Pour quelques célèbres exemples,
nous avons entre autre la grande roue qui aurait dû connaître un franc succès lors de l’inauguration de la foire,
la piscine municipale qui a été vidée dix ans après la catastrophe,
le « nouveau » sarcophage recouvrant le réacteur n°4…
et des lieux moins connus, comme le radar Duga ou la forêt rousse (ou encore forêt rouge), grande étendue que sera amené à traverser notre protagoniste.
Du coup, vous vous demandez en quoi, aussi belle soit-elle, cette visite de Pripyat, Tchernobyl et alentours fait de ce livre un thriller ? Attendez, on y vient !

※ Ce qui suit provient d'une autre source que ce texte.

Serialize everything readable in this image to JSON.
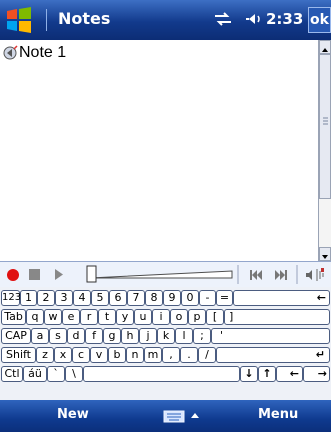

En deuxième partie du livre, nous suivons toujours notre narrateur aux desseins plus marqués. Il entre dans une sorte de transe, partagé entre paranoïa et soif de découverte. Des ambiances étranges se mettent en place, des événements sordides prennent possessions des lieux et nous plongent dans un huis clos intéressant. Nous allons voir que plus personne n’est alors à l’abri du danger dans la Zone, qu’on ne peut se fier à rien et que tous les coups sont permis. Une traque se fait, une chasse au trésor, ou à l’homme… tout prend des proportions démesurées et on part avec le narrateur dans les abîmes de la folie. Entre piège physique et mental, paranoïa, peur de l’inconnu, attraction de l’aventure, soif de découverte, recherche d’un trésor dont personne ne connaît vraiment la nature… Entre mythe et réalité, tourisme et souvenirs, de belles choses sont à découvrir aux alentours du réacteur n°4.
D’autres secrets sont certainement prisonniers de Pripyat, au côté de ses fantômes et de ses habitants.
Une chose est sûre, malgré la compassion qu’on a envers les habitants, envers ces souvenirs qui ne sont que douleur et abandon, malgré cette perversion malsaine et tachée de voyeurisme que certains peuvent y voir, je n’ai qu’une envie en fermant ce livre, c’est m’incruster dans la Zone, ne serait-ce que quelques heures. Peut-être un peu trop envoûtée par le personnage… ou par la main de l’auteur (qui au passage, dédie son œuvre « à la caféine et au vin, ses plus fidèles alliés dans ces nuits d’écriture ») 😉
Je remercie grandement Amaury Dreher de m’avoir permis de découvrir son univers, j’ai vraiment eu un coup de cœur au sein de ses lignes !
Une phrase dans son œuvre m’a marquée, celle de la contemplation…
« Face à cette vision, le cœur vacille, l’esprit doute et la raison se tourmente. Je me trouvais à scruter un décor à la fois antérieur et futuriste, optimiste et dystopique. Était-ce la victoire de la nature ou l’échec de l’Homme ? »
Nous avons là un splendide résumé de toutes les émotions contradictoires qui nous traverses quand on repense à cet accident… Là où la nature a peu à peu repris ses droits.